Kesenjangan paling jelas adalah masih
berlanjutnya, jika tidak dapat dikatakan meningkat, perbuatan melanggar
ketentuan agama dan hukum negara, seperti korupsi. Tindakan risywah (baca:
suap) masih terus merajalela pada berbagai lini kehidupan sejak dari tingkat
atas sampai tingkat bawah; sejak dari pejabat publik di lembaga eksekutif,
legislatif, dan yudikatif sampai kepada pejabat kelurahan dan desa. Hampir tak
ada urusan yang tidak melibatkan korupsi, semacam uang sogok dan pelicin: sejak
dari urusan KTP, IMB, urusan mendapatkan proyek-proyek pemerintah, sampai untuk
pengangkatan ke dalam posisi tertentu dalam pemerintahan dan lembaga-lembaga
publik.
Banyak pemangku kekuasaan di lembaga-lembaga
pemerintahan dan publik, yang notabene adalah orang-orang beragama, kelihatan sama
sekali tidak memelihara amanah dan memegang integritas. Sebaliknya, posisi
otoritas yang mereka pegang memicu keleluasaan untuk melakukan tindakan ’aji
mumpung’ demi keuntungan pribadi, kelompok, dan juga partai politik. Akibatnya,
kerusakan terjadi tidak hanya pada tingkat pribadi, tetapi juga lingkungan
institusi pemerintah dan publik, partai politik dan masyarakat lebih luas.
Korupsi tidak lain mengakibatkan distorsi dan kekacauan luar biasa dalam
penyelenggaraan pemerintahan, pembangunan, dan penataan kehidupan publik.

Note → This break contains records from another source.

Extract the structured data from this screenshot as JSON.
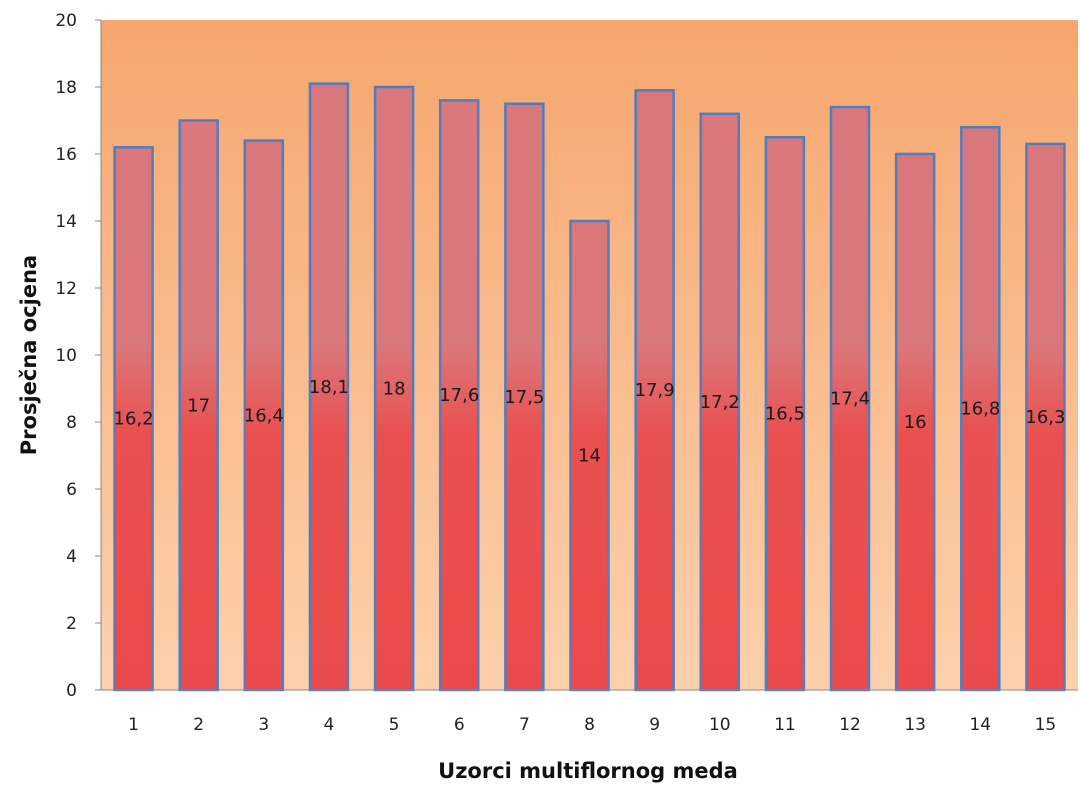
{
  "chart_data": {
    "type": "bar",
    "xlabel": "Uzorci multiflornog meda",
    "ylabel": "Prosječna ocjena",
    "categories": [
      "1",
      "2",
      "3",
      "4",
      "5",
      "6",
      "7",
      "8",
      "9",
      "10",
      "11",
      "12",
      "13",
      "14",
      "15"
    ],
    "values": [
      16.2,
      17,
      16.4,
      18.1,
      18,
      17.6,
      17.5,
      14,
      17.9,
      17.2,
      16.5,
      17.4,
      16,
      16.8,
      16.3
    ],
    "data_labels": [
      "16,2",
      "17",
      "16,4",
      "18,1",
      "18",
      "17,6",
      "17,5",
      "14",
      "17,9",
      "17,2",
      "16,5",
      "17,4",
      "16",
      "16,8",
      "16,3"
    ],
    "ylim": [
      0,
      20
    ],
    "yticks": [
      "0",
      "2",
      "4",
      "6",
      "8",
      "10",
      "12",
      "14",
      "16",
      "18",
      "20"
    ],
    "grid": false,
    "legend": "none",
    "colors": {
      "plot_background_top": "#f6a66e",
      "plot_background_bottom": "#fcd0ac",
      "bar_top": "#d9787c",
      "bar_bottom": "#ea4a4b",
      "bar_border": "#4f7ec0",
      "axis": "#888888"
    }
  }
}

Tanpa harus diteliti secara cermat,
kebanyakan pelaku korupsi—baik yang masih tersangka maupun yang sudah dijatuhi
hukuman—adalah orang-orang yang jika dilihat dari namanya saja sudah
memperlihatkan nama yang agamis. Terlihat keluarga mereka adalah juga keluarga
agamis. Namun, nama agamis dan berisi doa untuk menjadi orang beriman dan
bertakwa ternyata juga tidak menjadi halangan melakukan korupsi serta berbagai
bentuk pelanggaran ajaran agama dan ketentuan hukum negara. Jika dari sudut
pribadi saja tidak ada halangan untuk korupsi, praktis tak ada lagi halangan
yang tidak bisa mereka atasi, termasuk ajaran agama dan ketentuan hukum negara
yang bisa dimanipulasi.
Tidak jarang pula para pelaku korupsi ini
mencoba melakukan sin laundering, mencuci dosa, misalnya dengan naik haji atau
pergi umrah; mengirim anak-anak ke sekolah Islam, madrasah, atau pesantren;
memberikan sumbangan, infak, dan sedekah ke masjid atau lembaga pendidikan
Islam; dan lebih telanjang lagi dengan memakai jilbab atau bahkan cadar ketika
diusut KPK atau kejaksaan dan di pengadilan. Publik secara tiba-tiba dihadapkan
dengan kesan, para pelaku yang berjilbab dan bercadar itu adalah orang-orang
yang menjalankan perintah agama dan karena itu ’tidak mungkin korupsi’.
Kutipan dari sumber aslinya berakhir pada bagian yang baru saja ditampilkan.